The European Central Bank (ECB) started lowering interest rates eight years ago1 and, according to the ECB itself in June, the market does not expect a rise in the benchmark rate (Refi) until 2021. Irrespective of whether our readers believe the Refi rate will remain so low for another five years, below we will analyse why market expectations are wrongly interpreted in so many cases.

The simplest way to calculate the future interest rate expected today by the market is by comparing current interest rates at different maturities. For example, public debt interest rates at 2 and 10 years can provide the implied 8-year interest rate expected within two years. However, the information provided by these implied rates is biased.

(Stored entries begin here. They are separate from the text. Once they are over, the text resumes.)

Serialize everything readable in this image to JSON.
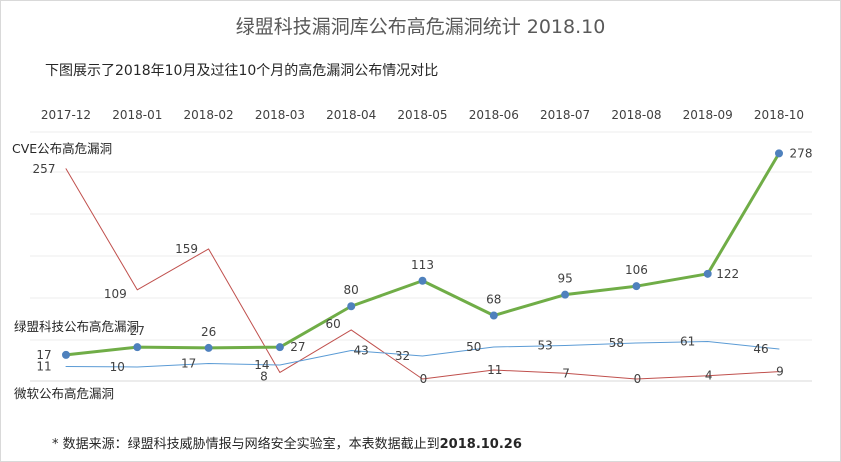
{
  "chart_data": {
    "type": "line",
    "title": "绿盟科技漏洞库公布高危漏洞统计 2018.10",
    "subtitle": "下图展示了2018年10月及过往10个月的高危漏洞公布情况对比",
    "categories": [
      "2017-12",
      "2018-01",
      "2018-02",
      "2018-03",
      "2018-04",
      "2018-05",
      "2018-06",
      "2018-07",
      "2018-08",
      "2018-09",
      "2018-10"
    ],
    "series": [
      {
        "name": "CVE公布高危漏洞",
        "color": "#c0504d",
        "values": [
          257,
          109,
          159,
          8,
          60,
          0,
          11,
          7,
          0,
          4,
          9
        ]
      },
      {
        "name": "绿盟科技公布高危漏洞",
        "color": "#70ad47",
        "values": [
          17,
          27,
          26,
          27,
          80,
          113,
          68,
          95,
          106,
          122,
          278
        ]
      },
      {
        "name": "微软公布高危漏洞",
        "color": "#5b9bd5",
        "values": [
          11,
          10,
          17,
          14,
          43,
          32,
          50,
          53,
          58,
          61,
          46
        ]
      }
    ],
    "grid": true,
    "x_axis_position": "top",
    "note": "* 数据来源：绿盟科技威胁情报与网络安全实验室，本表数据截止到",
    "note_date": "2018.10.26"
  }
}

Specifically, the long-term interest rate reflects expectations regarding future rates and also a term premium for the additional risk of committing to a long-term investment (instead of reinvesting continuously with short-term maturities).2 At present, this term premium is substantially negative in the US (see the first graph); in other words, investors are willing to sacrifice part of the yield they would obtain a priori by reinvesting short-term assets in order to guarantee long-term returns. In addition to indicating a willingness to pay for investing long-term at a fixed rate, a negative term premium also implies that the long-term interest rates observed in the market are a downwordly biased estimate of the market’s expectations. As illustrated by the second graph, once adjusted for the term premium, the data show that the market expects significantly higher interest rates. For example, according to the implied curve, in 2020 the 1-year interest rate for a US Treasury bill would be 1.7%. However, when this is adjusted for the term premium, we can see the market actually expects a 2.4% yield.

This bias in estimated implied rates has increased with the implementation of unconventional monetary policies. In particular the large-scale asset purchases carried out by the main central banks of the advanced economies are helping to push down the term premium because they reduce uncertainty regarding future monetary policy and push up demand for long-term public debt.3 Consequently, while central banks continue to buy up assets on a large scale, the widely used implied rates, which do not adjust for the term premium, will suggest artificially low expected future rates.

In conclusion, although the market is a great processor of data, within the current environment it is particularly important to be careful when interpreting this information.

1. Although an attempt was made at normalisation between May and July 2011, this was undone quickly in November the same year.

2. For more information on the term premium, see the Focus «US Treasury term premia: not yet, but likely» in MR12/2014.

3. Other factors responsible are a low perception of risk regarding inflation and strong global demand for safe, liquid assets.